I don't know maybe that's all too abstract and too spiritual. But to me the way to make sense of the injunction in Romans is to bring it to Christ and make him make sense of it because if it's not humanly possible then it must only be possible in and through and with Christ.

To me the only way to make sense of Romans 12:15 is to go back to the beginning of that chapter and see the verse in its larger context:

" I appeal to you therefore, brothers and sisters, on the basis of God’s mercy, to present your bodies as a living sacrifice, holy and acceptable to God, which is your reasonable act of worship. 2 Do not be conformed to this age, but be transformed by the renewing of the mind, so that you may discern what is the will of God—what is good and acceptable and perfect."

The verse speaks of presenting our bodies as living sacrifices, of making that sacrifice our reasonable act of worship. Of being transformed in the renewal of our mind. So if we are to rejoice and weep, it is in the context of this renewed mind of Christ, in the context of a bodily sacrifice, and in the context of seeking the will of God.

bearing

“But it's to help them give voice to their experiences as best we can”

—This is a very helpful line. I have been a little bit stuck on the specific reason which is why it’s particularly hard right now to X with those who X, namely, that there are two mutually inconsistent values for X right now. But of course there are lots of other reasons why it might be hard to X with those who X, prominently among them “I just can’t X right now.” I feel like I understood that situation. The answer is, as you said, to strive to decenter yourself. Which some of us are better at than others of course. But is good practice for all of us.

The two-opposing-X problem is a little tougher, I think because the natural first step in learning to decenter yourself is to center the other person, the one who Xes. And it’s super tough if not impossible to have two centers. The resolution for this, for the Christian, is to center Christ and travel WITH the one who X.
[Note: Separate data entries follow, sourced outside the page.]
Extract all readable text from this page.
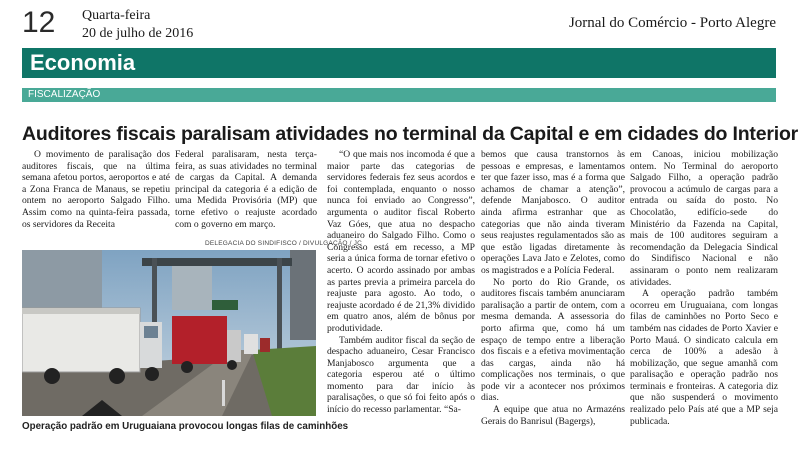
12 Quarta-feira
20 de julho de 2016
Jornal do Comércio - Porto Alegre
Economia
FISCALIZAÇÃO
Auditores fiscais paralisam atividades no terminal da Capital e em cidades do Interior

O movimento de paralisação dos auditores fiscais, que na última semana afetou portos, aeroportos e até a Zona Franca de Manaus, se repetiu ontem no aeroporto Salgado Filho. Assim como na quinta-feira passada, os servidores da Receita

Federal paralisaram, nesta terça-feira, as suas atividades no terminal de cargas da Capital. A demanda principal da categoria é a edição de uma Medida Provisória (MP) que torne efetivo o reajuste acordado com o governo em março.

“O que mais nos incomoda é que a maior parte das categorias de servidores federais fez seus acordos e foi contemplada, enquanto o nosso nunca foi enviado ao Congresso”, argumenta o auditor fiscal Roberto Vaz Góes, que atua no despacho aduaneiro do Salgado Filho. Como o Congresso está em recesso, a MP seria a única forma de tornar efetivo o acerto. O acordo assinado por ambas as partes previa a primeira parcela do reajuste para agosto. Ao todo, o reajuste acordado é de 21,3% dividido em quatro anos, além de bônus por produtividade.

Também auditor fiscal da seção de despacho aduaneiro, Cesar Francisco Manjabosco argumenta que a categoria esperou até o último momento para dar início às paralisações, o que só foi feito após o início do recesso parlamentar. “Sa-

bemos que causa transtornos às pessoas e empresas, e lamentamos ter que fazer isso, mas é a forma que achamos de chamar a atenção”, defende Manjabosco. O auditor ainda afirma estranhar que as categorias que não ainda tiveram seus reajustes regulamentados são as que estão ligadas diretamente às operações Lava Jato e Zelotes, como os magistrados e a Polícia Federal.

No porto do Rio Grande, os auditores fiscais também anunciaram paralisação a partir de ontem, com a mesma demanda. A assessoria do porto afirma que, como há um espaço de tempo entre a liberação dos fiscais e a efetiva movimentação das cargas, ainda não há complicações nos terminais, o que pode vir a acontecer nos próximos dias.

A equipe que atua no Armazéns Gerais do Banrisul (Bagergs),

em Canoas, iniciou mobilização ontem. No Terminal do aeroporto Salgado Filho, a operação padrão provocou a acúmulo de cargas para a entrada ou saída do posto. No Chocolatão, edifício-sede do Ministério da Fazenda na Capital, mais de 100 auditores seguiram a recomendação da Delegacia Sindical do Sindifisco Nacional e não assinaram o ponto nem realizaram atividades.

A operação padrão também ocorreu em Uruguaiana, com longas filas de caminhões no Porto Seco e também nas cidades de Porto Xavier e Porto Mauá. O sindicato calcula em cerca de 100% a adesão à mobilização, que segue amanhã com paralisação e operação padrão nos terminais e fronteiras. A categoria diz que não suspenderá o movimento realizado pelo País até que a MP seja publicada.

DELEGACIA DO SINDIFISCO / DIVULGAÇÃO / JC
Operação padrão em Uruguaiana provocou longas filas de caminhões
That is the theory; in practice it is still a lot of hard work on oneself. Because “centering Christ” every step of the way is a struggle against centering the self’s *idea* of how things ought to be. To give a brief example, think of the habit some parents supposedly have of telling a suffering child to “offer it up” whatever it is… it *sounds* like a Christ-centered response, but even if delivered quite kindly, ultimately it says “Bother God, not me, about your troubles.”

“He is the one who rejoices with those who rejoice and he is the one who weeps with those who weep.”

—So we return to the imitation of Christ in general. And of course the psalms themselves are a whole collection of *lessons* on how to X with thise who X. Scripts, almost, so we do not have to improvise.

mandamum

Thank you for your thoughts Melanie, and for your reflective presentation of the question Erin. Both good food for thought.

And I too wonder how Erin is doing :-) I was just here again recently to reference your noro-plan post (fun times, so glad *again* that you shared your decision tree!) You and your family are in my prayers. I'm glad you were able to make it to Chamonix.

bearing

Thanks mandamum :) .

I probably should have rewritten the noro post for these unprecedented times. The main thing that has changed is the attitude towards upper respiratory symptoms! “We probably already transmitted whatever we have so no big deal” is now completely useless, and it’s hard to believe now that we never even considered masks for coughing/sneezing teens-and-up.